Ils nous désespèrent, mais ne désespérons pas de la République et de l’action citoyenne, des hommes et des femmes ont toujours relevé le défi…

Construisons une offre politique citoyenne et républicaine…

Dimanche, je vote « blanc ».

Les régionales et le microcosme…

Mardi 16 mars 2010

L’abstention est désormais majoritairement un choix politique. On ne va plus à la pêche, on exprime voire on revendique ce choix. Le peuple, les citoyens non seulement ne se sentent pas concernés mais manifestent un rejet de ceux que d’aucun appellent « l’UMPS ». Les régionales deviennent alors un scrutin entre amis.

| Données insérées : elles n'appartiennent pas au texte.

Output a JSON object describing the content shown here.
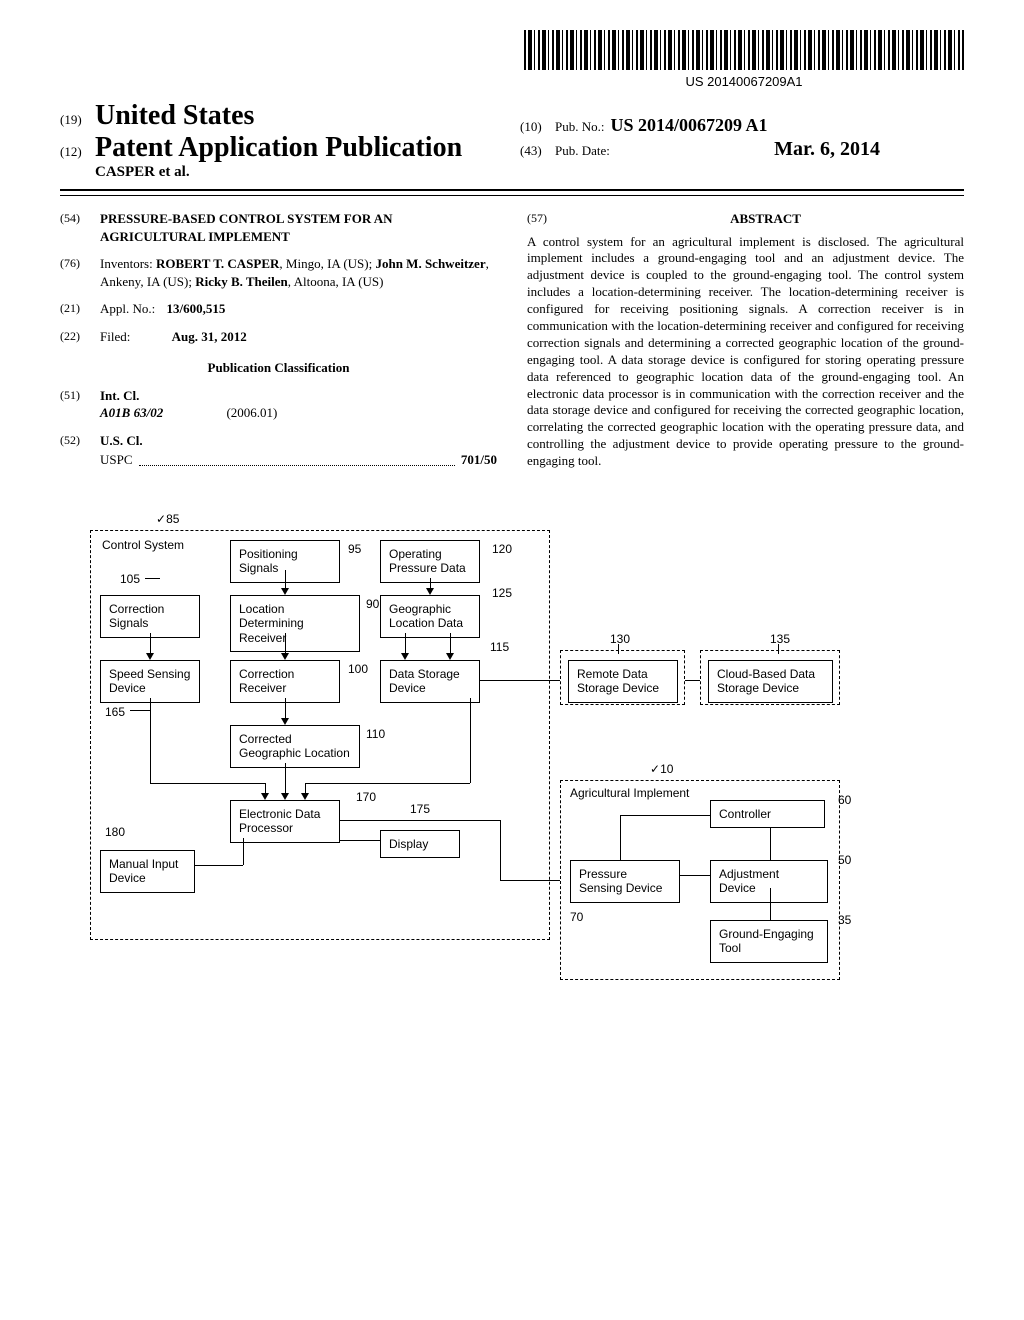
{
  "barcode_text": "US 20140067209A1",
  "header": {
    "code19": "(19)",
    "country": "United States",
    "code12": "(12)",
    "doc_type": "Patent Application Publication",
    "authors_line": "CASPER et al.",
    "code10": "(10)",
    "pub_no_label": "Pub. No.:",
    "pub_no": "US 2014/0067209 A1",
    "code43": "(43)",
    "pub_date_label": "Pub. Date:",
    "pub_date": "Mar. 6, 2014"
  },
  "left_col": {
    "code54": "(54)",
    "title": "PRESSURE-BASED CONTROL SYSTEM FOR AN AGRICULTURAL IMPLEMENT",
    "code76": "(76)",
    "inventors_label": "Inventors:",
    "inventors": "ROBERT T. CASPER, Mingo, IA (US); John M. Schweitzer, Ankeny, IA (US); Ricky B. Theilen, Altoona, IA (US)",
    "code21": "(21)",
    "appl_no_label": "Appl. No.:",
    "appl_no": "13/600,515",
    "code22": "(22)",
    "filed_label": "Filed:",
    "filed": "Aug. 31, 2012",
    "pub_class_heading": "Publication Classification",
    "code51": "(51)",
    "int_cl_label": "Int. Cl.",
    "int_cl_code": "A01B 63/02",
    "int_cl_year": "(2006.01)",
    "code52": "(52)",
    "us_cl_label": "U.S. Cl.",
    "uspc_label": "USPC",
    "uspc_val": "701/50"
  },
  "right_col": {
    "code57": "(57)",
    "abstract_heading": "ABSTRACT",
    "abstract": "A control system for an agricultural implement is disclosed. The agricultural implement includes a ground-engaging tool and an adjustment device. The adjustment device is coupled to the ground-engaging tool. The control system includes a location-determining receiver. The location-determining receiver is configured for receiving positioning signals. A correction receiver is in communication with the location-determining receiver and configured for receiving correction signals and determining a corrected geographic location of the ground-engaging tool. A data storage device is configured for storing operating pressure data referenced to geographic location data of the ground-engaging tool. An electronic data processor is in communication with the correction receiver and the data storage device and configured for receiving the corrected geographic location, correlating the corrected geographic location with the operating pressure data, and controlling the adjustment device to provide operating pressure to the ground-engaging tool."
  },
  "diagram": {
    "ref85": "85",
    "control_system": "Control System",
    "positioning_signals": "Positioning Signals",
    "ref95": "95",
    "operating_pressure_data": "Operating\nPressure Data",
    "ref120": "120",
    "ref105": "105",
    "correction_signals": "Correction\nSignals",
    "location_determining_receiver": "Location Determining\nReceiver",
    "ref90": "90",
    "geographic_location_data": "Geographic\nLocation Data",
    "ref125": "125",
    "ref115": "115",
    "ref130": "130",
    "ref135": "135",
    "speed_sensing_device": "Speed Sensing\nDevice",
    "correction_receiver": "Correction\nReceiver",
    "ref100": "100",
    "data_storage_device": "Data Storage\nDevice",
    "remote_data_storage": "Remote Data\nStorage Device",
    "cloud_based_data_storage": "Cloud-Based Data\nStorage Device",
    "ref165": "165",
    "corrected_geographic_location": "Corrected\nGeographic Location",
    "ref110": "110",
    "electronic_data_processor": "Electronic Data\nProcessor",
    "ref170": "170",
    "display": "Display",
    "ref175": "175",
    "ref180": "180",
    "manual_input_device": "Manual Input\nDevice",
    "ref10": "10",
    "agricultural_implement": "Agricultural Implement",
    "controller": "Controller",
    "ref60": "60",
    "pressure_sensing_device": "Pressure\nSensing Device",
    "adjustment_device": "Adjustment Device",
    "ref50": "50",
    "ref70": "70",
    "ground_engaging_tool": "Ground-Engaging\nTool",
    "ref35": "35"
  }
}
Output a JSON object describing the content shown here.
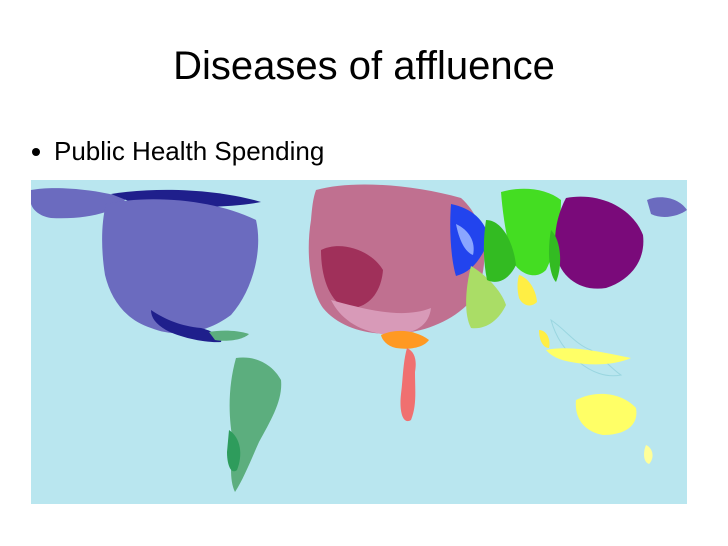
{
  "slide": {
    "title": "Diseases of affluence",
    "bullets": [
      "Public Health Spending"
    ]
  },
  "map": {
    "type": "cartogram",
    "ocean_color": "#b9e6ef",
    "regions": [
      {
        "id": "north-america",
        "color": "#6b6bbf"
      },
      {
        "id": "central-america",
        "color": "#1f1f8c"
      },
      {
        "id": "south-america",
        "color": "#5cae7e"
      },
      {
        "id": "western-europe",
        "color": "#c07090"
      },
      {
        "id": "eastern-europe",
        "color": "#2244ee"
      },
      {
        "id": "russia-central-asia",
        "color": "#44dd22"
      },
      {
        "id": "east-asia",
        "color": "#7a0a7a"
      },
      {
        "id": "middle-east",
        "color": "#aadd66"
      },
      {
        "id": "north-africa",
        "color": "#ff9922"
      },
      {
        "id": "southern-africa",
        "color": "#f07070"
      },
      {
        "id": "south-asia",
        "color": "#ffee44"
      },
      {
        "id": "oceania",
        "color": "#ffff66"
      }
    ]
  }
}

Les partis, en particulier le PS, récompensent et organisent leurs militants à coup d’indemnités, de postes d’assistants ou autres chargés  de mission dans un système alimentaire qui tourne sur lui même. Cette corruption des esprits a bien été perçue par les électeurs, d’où ce rejet.

A Roubaix, on est au paroxysme. Le Maire et ses colistiers roubaisiens (une adjointe est deuxième de liste) subissent un camouflet sans précédent d’autant plus que le PS perd cinq points sur 2004 ! Comment ne pas s’interroger sur le poids d’un Maire qui est incapable de mobiliser ses concitoyens ? L’absence de projet, d’orientations claires, de travail en profondeur en est une des causes. Les roubaisiens n’ont pas ou plus confiance en cette majorité. Pourquoi les enverraient-ils alors à la région ? Il ne reste qu’un vote socialiste traditionnel d’électeurs vieillissants.

Quand à l’UMP, réduit au seul vote refuge des beaux quartiers, il paie également son absence de propositions alternatives. Où est donc le gaullisme populaire ?

Quant au vote Front National, il vient compléter l’abstention. Il faut reconnaître que, masquant ses fondements antirépublicains, il a su apparaître comme porteur d’une véritable critique vis-à-vis de « l’establishment » politique, défenseur de la laïcité, dénonciateur du fonctionnement de la région, porteur d’un discours populaire de revendication et de défense des plus défavorisés. Les tergiversations socialistes sur les grandes questions du vivre ensemble, du peuplement, du communautarisme n’ont fait que renforcer non pas un vote FN de désespoir mais un appel à un discours et une action résolument républicains et égalitaires.

L’absence, en raison du mode de scrutin et du financement, d’une liste républicaine et citoyenne qui aurait pu être un point de repère, est compréhensible et regrettable. Cela eut été l’alternative au vote d’extrême droite. Nous devons continuer à construire patiemment ce rassemblement des républicains. A ce sujet saluons comme il se doit la progression des listes de « Debout la République » en Ile de France - près de 5% - qui laissent entrevoir la réelle possibilité de construire un vrai pôle politique et militant capable d’éclairer et de mobiliser nos concitoyens et de leur redonner confiance en l’engagement politique. Il faut un discours de rupture, courageux et sans complaisance.